Tätigen Unternehmen falsche, unvollständige oder irreführende Aussagen bezüglich ihrer KI-Systeme gegenüber zuständigen Stellen und Behörden, werden Geldbußen bis zu 10 Mio. € bzw. 2 % des gesamten weltweiten Jahresumsatzes des vorangegangenen Geschäftsjahres fällig. Dies gilt unabhängig von der Einstufung des KI-Systems in die oben genannten Kategorien.
Wie können sich Unternehmen vorbereiten?
Wie aus dem vorangegangenen Kapitel hervorgeht, schafft der EU AI Act zahlreiche Verpflichtungen für Unternehmen, die KI einsetzen. Unternehmen sollten sich daher rechtzeitig mit der Umsetzung dieser Anforderungen beschäftigen, um sich auf das Inkrafttreten der Verordnung vorzubereiten.
Dabei können sich Unternehmen grob an folgendem Vorgehensmodell orientieren:
- Expertengruppe bilden: Bilden Sie ein Team von Mitarbeitenden, das die Verantwortung für die Umsetzung der aus dem AI Act resultierenden Anforderungen übernimmt. Kandidaten hierfür stammen aus der Rechtsabteilung, dem Datenschutz sowie aus der IT oder dem Data Office.
- Gesetzliche Vorgaben analysieren: Machen Sie sich mit den gesetzlichen Anforderungen vertraut. Ziehen Sie in diesem Schritt Ihre Rechtsabteilung hinzu, um ein korrektes Verständnis der Gesetzestexte zu gewährleisten.
- KI-Systeme inventarisieren: Erstellen Sie ein umfassendes Inventar der im Unternehmen vorhandenen Applikationen, Modelle und sonstigen Lösungen, in denen KI eingesetzt wird.
- KI-Systeme klassifizieren: Ordnen Sie die vorhandenen KI-Systeme den in diesem Artikel beschriebenen Risikokategorien zu.
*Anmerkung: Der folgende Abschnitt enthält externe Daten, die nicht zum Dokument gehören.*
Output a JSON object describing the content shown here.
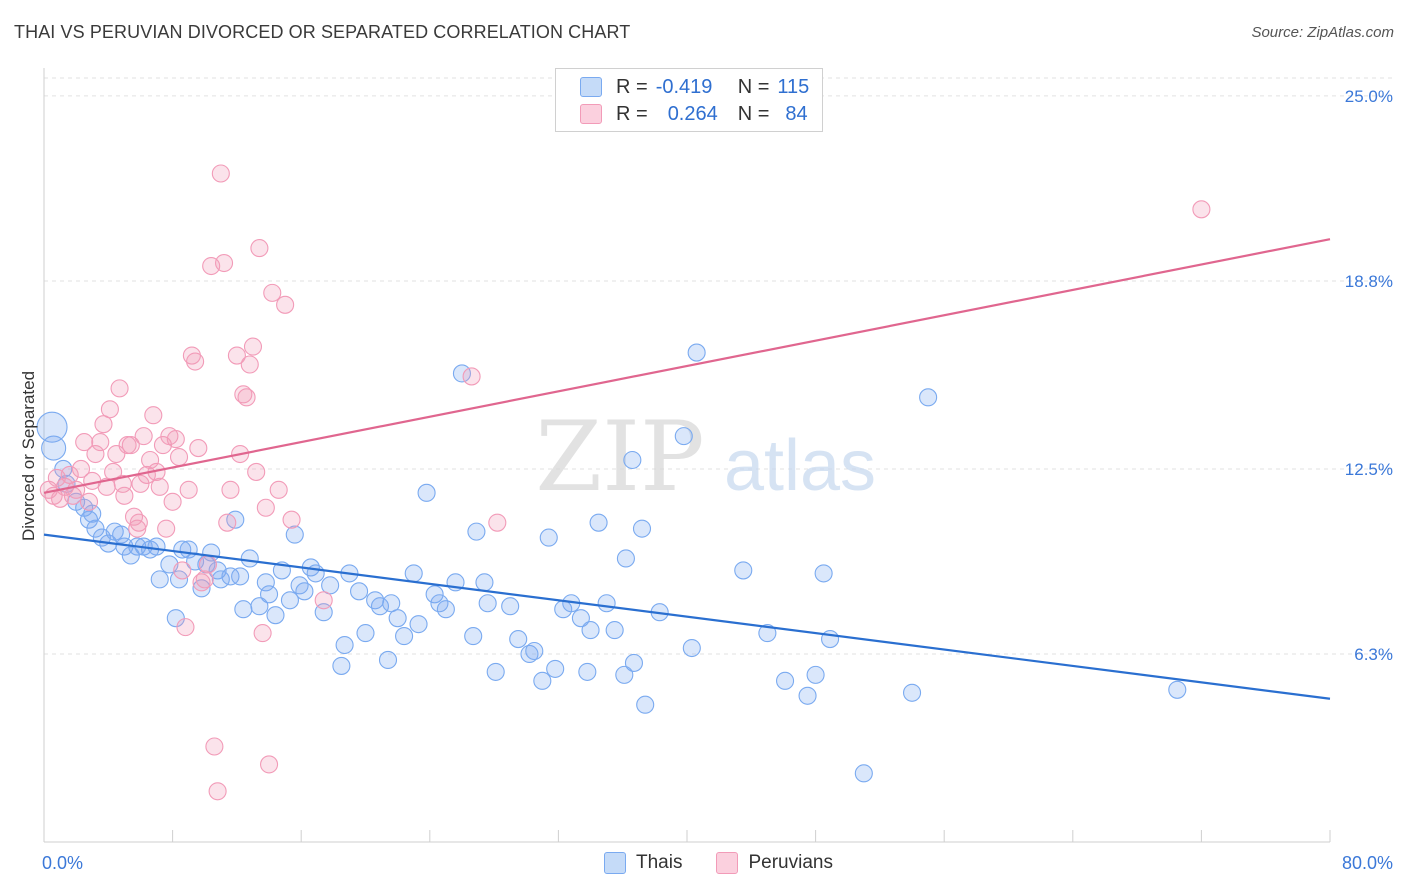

Halten Sie diese Zuordnung in Ihrem KI-Inventar fest.
- Anforderungen umsetzen: Setzen Sie die gesetzlichen Anforderungen um, die sich durch die relevanten Risikokategorien ergeben.
Insbesondere zur Umsetzung der Schritte 3–5 gibt es bereits einige spezialisierte Software-Lösungen auf dem Markt. Darüber hinaus ist zu erwarten, dass auch Anbieter von Data Governance und Datenkataloglösungen ihr Angebot um AI Governance Funktionalitäten erweitern werden. So hat beispielsweise unser Software-Partner Collibra bereits ein AI Governance Framework erarbeitet und arbeitet an einer Erweiterung der Plattform.
Fazit
Im Folgenden werden die Kernaussagen dieses Blog-Artikels nochmals zusammengefasst:
- Der EU AI Act befindet sich noch in einem Entwurfsstatus und könnte bereits Anfang 2024 in Kraft treten.
- 24 Monate nach Inkrafttreten der Verordnung sind die meisten daraus resultierenden Vorgaben für betroffene Unternehmen verbindlich.
- KI-Systeme werden gemäß der Verordnung in Risikokategorien eingeteilt, aus denen unterschiedliche Anforderungen an die Lösung resultieren.
- Bei Nichterfüllung der gesetzlichen Anforderungen haben Unternehmen hohe Bußgelder zu erwarten.